Finally, let $g, h : x \to y$ be any two morphisms of $\mathcal{C}$. To show that the equaliser of $g$ and $g$ exists in $\mathcal{C}$, we consider the cofiltered category $(E \downarrow H_\bullet)$, where $E$ is the equaliser of $H_g, H_h : H_x \to H_y$ in $\mathcal{C}$. Since the category is cofiltered, there exists a morphism $f : E \to H_c$ and a morphism $i : c \to x$ such that $H_i \circ f$ is the canonical inclusion $E \to H_x$ and $g \circ i = h \circ i$. Unwinding definitions, this means for any two morphisms $j : d \to x$ such that $g \circ j = h \circ j$, there exists a morphism $f(j) : d \to c$ such that $i \circ f(j) = j$, and for any morphism $k : d' \to d$, we have $f(j \circ k) = f(j) \circ k$. Therefore, $$f(i) \circ f(i) = f(i \circ f(i)) = f(i)$$ and we can split $f(i)$ as $s \circ r$ for some split epimorphism $r : c \to e$. By this point it should be clear that $e$ is the equaliser of $g$ and $h$ in $\mathcal{C}$. Let us check that it works.
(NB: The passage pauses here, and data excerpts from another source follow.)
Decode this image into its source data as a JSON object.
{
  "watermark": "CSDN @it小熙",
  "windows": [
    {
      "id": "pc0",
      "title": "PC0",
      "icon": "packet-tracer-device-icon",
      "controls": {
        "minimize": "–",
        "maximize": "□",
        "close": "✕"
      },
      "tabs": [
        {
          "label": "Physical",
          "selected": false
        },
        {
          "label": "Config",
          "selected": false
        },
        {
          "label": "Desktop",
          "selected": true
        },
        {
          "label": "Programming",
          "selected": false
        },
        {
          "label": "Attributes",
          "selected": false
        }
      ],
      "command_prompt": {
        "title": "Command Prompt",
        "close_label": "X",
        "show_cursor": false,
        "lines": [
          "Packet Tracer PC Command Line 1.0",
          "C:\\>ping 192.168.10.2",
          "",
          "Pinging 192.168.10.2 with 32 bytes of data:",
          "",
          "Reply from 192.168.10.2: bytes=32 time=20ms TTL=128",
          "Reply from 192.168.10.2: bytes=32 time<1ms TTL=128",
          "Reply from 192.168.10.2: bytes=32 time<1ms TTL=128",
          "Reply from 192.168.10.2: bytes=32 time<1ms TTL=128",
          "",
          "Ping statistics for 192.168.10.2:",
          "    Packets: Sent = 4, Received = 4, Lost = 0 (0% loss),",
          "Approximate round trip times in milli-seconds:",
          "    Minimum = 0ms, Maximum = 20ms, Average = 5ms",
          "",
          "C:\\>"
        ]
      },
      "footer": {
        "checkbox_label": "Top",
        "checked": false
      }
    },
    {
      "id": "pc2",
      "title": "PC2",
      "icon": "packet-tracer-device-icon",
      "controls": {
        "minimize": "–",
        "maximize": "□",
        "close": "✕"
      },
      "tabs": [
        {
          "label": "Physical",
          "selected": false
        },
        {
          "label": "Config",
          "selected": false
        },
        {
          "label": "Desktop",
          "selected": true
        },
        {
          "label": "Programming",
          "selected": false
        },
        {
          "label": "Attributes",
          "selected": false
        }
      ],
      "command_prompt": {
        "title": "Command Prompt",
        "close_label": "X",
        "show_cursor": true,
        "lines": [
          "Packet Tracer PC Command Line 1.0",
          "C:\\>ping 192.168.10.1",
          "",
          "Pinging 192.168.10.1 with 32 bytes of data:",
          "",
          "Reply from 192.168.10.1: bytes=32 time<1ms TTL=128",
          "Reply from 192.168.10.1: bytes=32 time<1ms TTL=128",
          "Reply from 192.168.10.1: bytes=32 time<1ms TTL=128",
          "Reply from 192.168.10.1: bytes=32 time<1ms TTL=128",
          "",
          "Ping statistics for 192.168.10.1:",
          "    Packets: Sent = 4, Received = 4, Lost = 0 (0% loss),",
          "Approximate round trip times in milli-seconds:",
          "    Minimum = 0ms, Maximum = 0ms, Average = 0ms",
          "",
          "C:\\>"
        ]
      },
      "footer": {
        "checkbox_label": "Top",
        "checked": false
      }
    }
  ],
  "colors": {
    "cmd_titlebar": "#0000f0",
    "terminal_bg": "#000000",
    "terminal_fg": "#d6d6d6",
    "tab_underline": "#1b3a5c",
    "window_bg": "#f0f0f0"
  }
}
Given any $\ell : d \to e$ such that $i \circ s \circ \ell = j$, we must have $$r \circ f(j) = r \circ f(i \circ s \circ \ell) = r \circ f(i) \circ s \circ \ell = \ell$$ and so $e$ is indeed the equaliser of $g$ and $h$, with canonical inclusion $i \circ s$. ◼


Below, I use words “predecessor/successor” so that “a limit ℓ of a diagram ⅅ is a successor of any predecessor of ⅅ”. Predecessors of ⅅ form a category ℘, and ℓ is the terminal object in ℘. In particular, this gives the first statement of:

  • If there is an arrow ℓ → c in ℘, then ℓ is the limit(=colimit) of an idempotent in Mor c.
  • In a cofiltered category, any finite diagram has a predecessor. (By definition!)
  • Successors of ℓ contain the diagram ⅅ.


  • if ⅅ is finite, and
  • successors of ℓ lying in a certain full subcategory ℭ form a cofiltered category, and
  • ℭ contains ⅅ,

then a c∈ℭ as above exists. (This is just a rework of what Zhen Lin said about “⇒”; and “⇐” is Prop.3.3.2.)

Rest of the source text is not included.